Last Updated: Nov 27, 2020

You can use Spark SQL on the E-MapReduce (EMR) cluster to access Tablestore. For batch computing, Tablestore Spark connector provides index, selection, partition pruning, projection column and filter pushdown, and dynamic partition size specification functions. In addition, Tablestore Spark connector uses global secondary index or search index of Tablestore to accelerate queries.

Prerequisites

  • A Hadoop cluster is created in EMR. For more information, see Create a cluster.

    When you create a cluster, ensure that Assign Public IP Address is enabled to access the cluster over the Internet and Remote Logon is enabled to log on to a remote server by using Shell.

    Note

    This topic uses Shell commands. For more information about how to use the graphical interfaces of EMR to implement data development, see Manage projects.

  • The emr-datasources_shaded_2.11-2.2.0-SNAPSHOT.jar package is uploaded to the EMR Header server.

Use Spark to connect to a table and global secondary index of Tablestore

After Spark is connected to a table and global secondary index of Tablestore, the system selects an index table based on the column conditions for queries.

  1. Create a table or global secondary index at the Tablestore side.

    1. Create a Tablestore table. For more information, see Overview.

      In the example, the name of the table is tpch_lineitem_perf. The primary key columns are l_orderkey (type: LONG) and l_linenumber (type: LONG). Part of the 14 attribute columns are l_comment (type: STRING), l_commitdate (type: STRING), l_discount (type: DOUBLE), l_extendedprice (type: DOUBLE), l_linestatus (type: STRING), l_partkey(type: LONG), l_quantity(type: DOUBLE), and l_receiptdate (type: STRING). The number of data is 384,016,850.

    2. (Optional) Create a global secondary index on a table. For more information, see Use SDKs.

      Note

      To use non-primary key column columns in the query conditions, we recommend that you create a global secondary index to accelerate queries.

      Global secondary index allows you to create an index table based on specified columns. Data in the generated index table is sorted by the specified indexed columns. All data written to the base table is automatically synchronized to the index table in an asynchronous manner.

  2. Create a spark external table at the EMR cluster side.

    1. Log on to the EMR Header server.

    2. Run the following command to start the command line of Spark SQL. You can use the command line to create an external table of Spark and perform SQL-related operations.
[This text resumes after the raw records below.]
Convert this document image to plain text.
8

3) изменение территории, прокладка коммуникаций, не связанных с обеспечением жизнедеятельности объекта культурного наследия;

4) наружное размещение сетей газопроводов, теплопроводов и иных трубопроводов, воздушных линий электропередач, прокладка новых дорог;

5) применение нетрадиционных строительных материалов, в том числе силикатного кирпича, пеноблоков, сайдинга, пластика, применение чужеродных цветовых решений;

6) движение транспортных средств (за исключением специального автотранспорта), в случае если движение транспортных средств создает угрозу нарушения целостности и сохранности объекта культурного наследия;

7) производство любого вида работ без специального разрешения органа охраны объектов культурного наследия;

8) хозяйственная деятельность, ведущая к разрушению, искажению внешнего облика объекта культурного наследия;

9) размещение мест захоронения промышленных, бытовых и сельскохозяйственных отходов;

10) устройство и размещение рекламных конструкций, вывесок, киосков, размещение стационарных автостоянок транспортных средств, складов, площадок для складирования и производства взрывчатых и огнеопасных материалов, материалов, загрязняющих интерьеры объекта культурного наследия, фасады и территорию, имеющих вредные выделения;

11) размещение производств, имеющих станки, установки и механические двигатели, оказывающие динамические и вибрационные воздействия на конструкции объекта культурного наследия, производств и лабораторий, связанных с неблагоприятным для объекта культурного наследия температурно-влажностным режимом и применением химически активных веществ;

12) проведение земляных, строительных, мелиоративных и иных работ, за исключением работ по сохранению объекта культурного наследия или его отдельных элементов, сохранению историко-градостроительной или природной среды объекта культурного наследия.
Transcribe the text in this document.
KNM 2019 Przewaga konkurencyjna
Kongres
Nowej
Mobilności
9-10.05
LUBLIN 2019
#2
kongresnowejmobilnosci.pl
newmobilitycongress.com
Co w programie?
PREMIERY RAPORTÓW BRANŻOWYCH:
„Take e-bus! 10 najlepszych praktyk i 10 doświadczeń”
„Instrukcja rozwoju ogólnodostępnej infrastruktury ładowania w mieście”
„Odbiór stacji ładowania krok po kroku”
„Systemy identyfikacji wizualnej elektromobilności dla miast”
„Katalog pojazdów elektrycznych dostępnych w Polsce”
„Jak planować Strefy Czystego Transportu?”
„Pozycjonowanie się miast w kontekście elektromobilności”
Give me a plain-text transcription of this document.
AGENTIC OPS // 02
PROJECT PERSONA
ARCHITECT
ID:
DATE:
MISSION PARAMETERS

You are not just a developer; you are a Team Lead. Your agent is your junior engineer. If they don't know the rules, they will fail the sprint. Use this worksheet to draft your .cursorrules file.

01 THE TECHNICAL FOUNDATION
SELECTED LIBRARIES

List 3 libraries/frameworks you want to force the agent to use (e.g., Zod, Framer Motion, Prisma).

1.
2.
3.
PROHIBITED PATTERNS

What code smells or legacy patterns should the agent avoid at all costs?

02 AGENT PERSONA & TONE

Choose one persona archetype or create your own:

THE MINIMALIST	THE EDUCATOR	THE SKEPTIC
      The standard parameters to start Spark is in the --num-executors 32 --executor-memory 2g --executor-cores 2 format. You can adjust the parameter values based on the specific cluster configurations. <Version> indicates the version information of the uploaded JAR package. Example: 2.1.0-SNAPSHOT.

      spark-sql --jars emr-datasources_shaded_2.11-<Version>.jar --master yarn --num-executors 32 --executor-memory 2g --executor-cores 2
    3. Create the spark external table and connect it to the global secondary index.

      • Parameters

        Parameter

        Description

        endpoint

        The endpoint to access the Tablestore instance. A VPC address is used to access the EMR cluster.

        access.key.id

        The AccessKey ID of your Alibaba Cloud account.

        access.key.secret

        The AccessKey secret of your Alibaba Cloud account.

        instance.name

        The name of the instance.

        table.name

        The name of the Tablestore table.

        split.size.mbs

        The size of each split. Default value: 100 MB.

        max.split.count

        The maximum number of splits calculated for the table. The number of concurrent tasks corresponding to the number of splits. Default value: 1000.

        catalog

        The schema of the table.

      • Examples

        DROP TABLE IF EXISTS tpch_lineitem;
        CREATE TABLE tpch_lineitem
        USING tablestore
        OPTIONS(
        endpoint="http://vehicle-test.cn-hangzhou.vpc.tablestore.aliyuncs.com",
        access.key.id="",
        access.key.secret="",
        instance.name="vehicle-test",
        table.name="tpch_lineitem_perf",
        split.size.mbs=10,
        max.split.count=1000,
        catalog='{"columns":{"l_orderkey":{"type":"long"},"l_partkey":{"type":"long"},"l_suppkey":{"type":"long"},"l_linenumber":{"type":"long"},"l_quantity":{"type":"double"},"l_extendedprice":{"type":"double"},"l_discount":{"type":"double"},"l_tax":{"type":"double"},"l_returnflag":{"type":"string"},"l_linestatus":{"type":"string"},"l_shipdate":{"type":"string"},"l_commitdate":{"type":"string"},"l_receiptdate":{"type":"string"},"l_shipinstruct":{"type":"string"},"l_shipmode":{"type":"string"},"l_comment":{"type":"string"}}}'
        );

  3. Perform queries by using SQL statements

    The following section provides examples on SQL queries to address different query needs:

    • Full table query

      • SQL statement: SELECT COUNT(*) FROM tpch_lineitem;

      • Total time taken: 36.199s, 34.711s, and 34.801s. Average time: 35.237s

    • Primary key query

      • SQL statement:SELECT COUNT(*) FROM tpch_lineitem WHERE l_orderkey = 1 AND l_linenumber = 1;

      • Tablestore server: average time is 0.585 ms of the GetRow operation

    • Non-primary key columns query (without using global secondary index)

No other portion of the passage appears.